Convocation for the annual general meeting continued. a) the conclusion of the next General Meeting of the Company (AGM) (after the general meeting at which the Proposed Mandate has been adopted), at which time it will expire unless the authority is renewed by an ordinary resolution passed at the next AGM, either unconditionally or subject to conditions; AND THAT the directors of the Company or any of them are authorized to complete and execute all such acts, deeds and things (including but not limited to executing any documents as may be necessary to give effect to the RRPT) on a way they want. considers appropriate or necessary in this regard. A nominee may, but does not have to, be a member of the Company and the provisions of Section 149(1)(b) of the Companies Act, 1965 do not apply to the Company.

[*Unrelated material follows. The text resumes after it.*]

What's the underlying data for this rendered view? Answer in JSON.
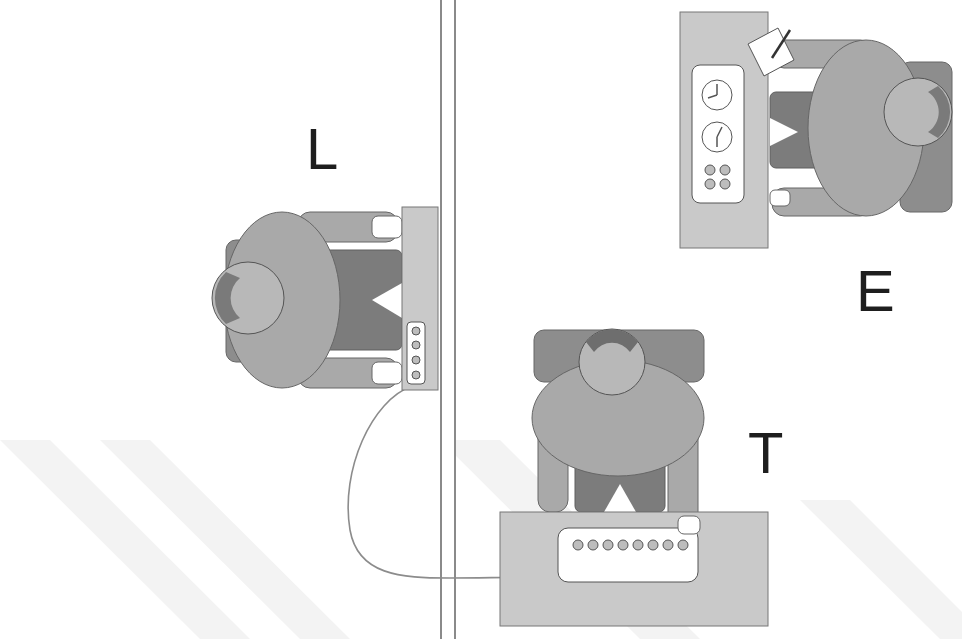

Where a member of the company is an authorized agent as defined in the Securities Industry (Central Depositories) Act 1991, he may appoint at least one agent for each securities account held by him with ordinary shares of the company in the said securities account. Powers of attorney or other instruments are not considered valid unless they are deposited at the registered office of the company at least 48 hours before the time set for the meeting or its possible postponement, or in the case of a vote, at least 24 hours before the time set for the vote. Proposed Resolution 6, if passed, will allow the company and/or its subsidiaries to enter the RRPT, which is necessary for the day-to-day operations of the group.

Abdul Aziz Bin Mangkat DIMP KMN ASK (retiring in accordance with Article 71 of the Company's Articles of Association). The Twenty-Fifth Annual General Meeting will be held at the Berkeley Ballroom, Hotel Prescott, 18A Lebuh Enggang, Off Persiaran Sultan Ibrahim, 41050 Klang, Selangor on Monday, 28 September 2009 at 11.30am. Statement Accompanying the Notice of the Twenty-Fifth Annual General Meeting of Lay Hong Berhad contd.

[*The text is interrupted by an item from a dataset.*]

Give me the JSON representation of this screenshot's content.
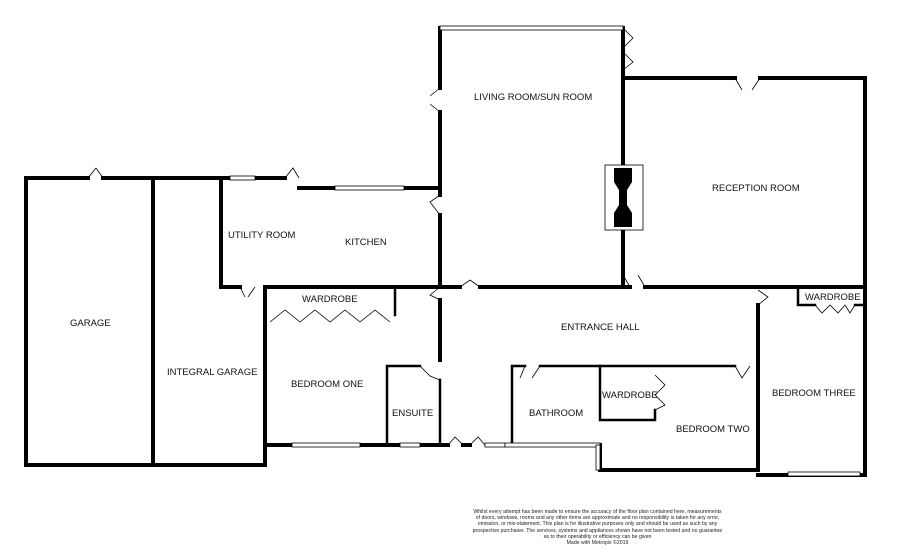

Additional information about individuals who are nominated as directors. a) Yeap Fock Hoong, a Singaporean, aged 55, is a non-executive director of Lay Hong Berhad and was appointed to the board of Lay Hong Berhad on 18 January 1994. He is the brother of Yap Hoong Chai, Yip Kim Hoong and Yeap Weng Hong, who they are also directors of the company. It holds 12,000 shares of RM1/- each and has indirect holdings through the company's significant shareholder, Innofarm Sdn Berhad.